Je ne racolais ni ne montais sous aucun prétexte dans la voiture d’un client, qu’il fût connu ou
non. L’affaire conclue, j’invitais l’homme à monter à bord de mon auto et l’emmenais jusqu’
au studio, que les clients surnommaient eux-mêmes « le petit écrin des délices ».
Depuis quelques jours, j’avais remarqué qu’une Citroën DS Pallas stationnait chaque soir à
quelques mètres de moi. L’homme assis au volant de cette voiture observait mes va-et-vient
avec une insistance énigmatique. A chacun de mes allers retours, l’homme était toujours là, à
me dévorer des yeux pendant des heures. Jamais je n’avais encore connu pareille situation.
Les deux premiers soirs, je pensai que cet original se lasserait et finirait bien par s’en aller.
Mais les jours passaient et rien n’y faisait ; inévitablement, chaque soir, je le retrouvais garé à
la même place que la veille. Cette présence se faisait toujours plus oppressante, inquiétante
voire terrifiante. Quelles étaient les intentions réelles de cet individu dans la quarantaine, qui,
à première vue, présentait bien ? N’avait-il rien d’autre à faire que de stationner là, à
m’observer, me surveiller, m’assaillir de son regard des jours et des heures durant ?

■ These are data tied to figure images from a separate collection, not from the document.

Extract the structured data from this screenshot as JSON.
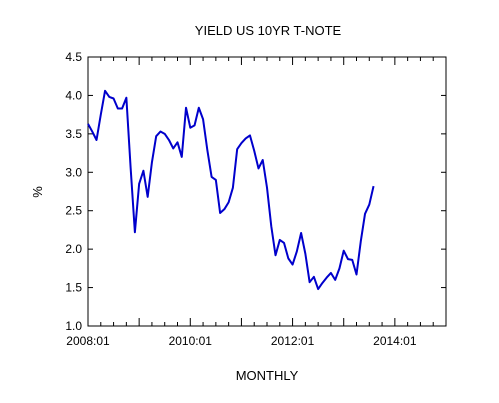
{
  "chart_data": {
    "type": "line",
    "title": "YIELD US 10YR T-NOTE",
    "xlabel": "MONTHLY",
    "ylabel": "%",
    "ylim": [
      1.0,
      4.5
    ],
    "xlim": [
      "2008-01",
      "2014-12"
    ],
    "y_ticks": [
      "1.0",
      "1.5",
      "2.0",
      "2.5",
      "3.0",
      "3.5",
      "4.0",
      "4.5"
    ],
    "x_tick_labels": [
      {
        "label": "2008:01",
        "x": "2008-01"
      },
      {
        "label": "2010:01",
        "x": "2010-01"
      },
      {
        "label": "2012:01",
        "x": "2012-01"
      },
      {
        "label": "2014:01",
        "x": "2014-01"
      }
    ],
    "grid": false,
    "series": [
      {
        "color": "#0000cc",
        "x": [
          "2008-01",
          "2008-02",
          "2008-03",
          "2008-04",
          "2008-05",
          "2008-06",
          "2008-07",
          "2008-08",
          "2008-09",
          "2008-10",
          "2008-11",
          "2008-12",
          "2009-01",
          "2009-02",
          "2009-03",
          "2009-04",
          "2009-05",
          "2009-06",
          "2009-07",
          "2009-08",
          "2009-09",
          "2009-10",
          "2009-11",
          "2009-12",
          "2010-01",
          "2010-02",
          "2010-03",
          "2010-04",
          "2010-05",
          "2010-06",
          "2010-07",
          "2010-08",
          "2010-09",
          "2010-10",
          "2010-11",
          "2010-12",
          "2011-01",
          "2011-02",
          "2011-03",
          "2011-04",
          "2011-05",
          "2011-06",
          "2011-07",
          "2011-08",
          "2011-09",
          "2011-10",
          "2011-11",
          "2011-12",
          "2012-01",
          "2012-02",
          "2012-03",
          "2012-04",
          "2012-05",
          "2012-06",
          "2012-07",
          "2012-08",
          "2012-09",
          "2012-10",
          "2012-11",
          "2012-12",
          "2013-01",
          "2013-02",
          "2013-03",
          "2013-04",
          "2013-05",
          "2013-06",
          "2013-07",
          "2013-08"
        ],
        "values": [
          3.63,
          3.53,
          3.42,
          3.75,
          4.06,
          3.98,
          3.96,
          3.83,
          3.83,
          3.97,
          3.06,
          2.22,
          2.85,
          3.02,
          2.68,
          3.13,
          3.47,
          3.53,
          3.5,
          3.42,
          3.31,
          3.39,
          3.2,
          3.84,
          3.58,
          3.61,
          3.84,
          3.69,
          3.29,
          2.94,
          2.9,
          2.47,
          2.52,
          2.61,
          2.8,
          3.3,
          3.38,
          3.44,
          3.48,
          3.28,
          3.05,
          3.16,
          2.8,
          2.3,
          1.92,
          2.12,
          2.08,
          1.88,
          1.8,
          1.97,
          2.21,
          1.94,
          1.57,
          1.64,
          1.48,
          1.56,
          1.63,
          1.69,
          1.6,
          1.75,
          1.98,
          1.87,
          1.86,
          1.67,
          2.1,
          2.46,
          2.58,
          2.82
        ]
      }
    ]
  }
}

Un soir, la coupe fut pleine. Je ne supportais plus de venir travailler sous le poids de ces yeux
inquisiteurs qui me détaillaient on ne peut plus précisément de manière obsessionnelle. N’en
pouvant plus, exaspérée, je sortis de ma voiture et abordai avec vigueur mais courtoisie
l’individu pour le moins particulier qui était planté là depuis des jours. Arrivée à sa hauteur, je
lui demandai : « Qu’attendez-vous ici ? » Laconique, il me proposa de prendre place dans sa
voiture pour que nous fassions connaissance. Contrairement à mes principes, spontanément et
contre toute attente, me surprenant moi-même, j’acceptai sa proposition. Et pour la première
fois, charmée par les paroles douces, tendres et convaincantes de cet inconnu, je me laissai
sans résistance conduire par lui jusqu’au studio, abandonnant ma voiture sur place. Le trajet
se fit en silence. Après avoir parqué sa voiture juste devant l’entrée de l’immeuble, il me fit
signe de ne pas bouger, avant de sortir le premier pour venir galamment m’ouvrir la portière
avant que je sorte. Me trouvant face à lui, je constatai que l’homme était très grand, me
dominant d’une bonne tête... et d’apparence soignée. Une fois à l’intérieur, sans que j’aie eu
le temps de demander quoi que ce soit, il déposa sur la table basse du petit salon une
imposante liasse de billets. Puis il exprima son désir de bavarder avec moi, précisant qu’il
n’attendait pas forcément un quelconque acte sexuel. Installé dans l’un des petits fauteuils
crapauds, qui, vu sa taille, devait lui être très inconfortable, il se présenta.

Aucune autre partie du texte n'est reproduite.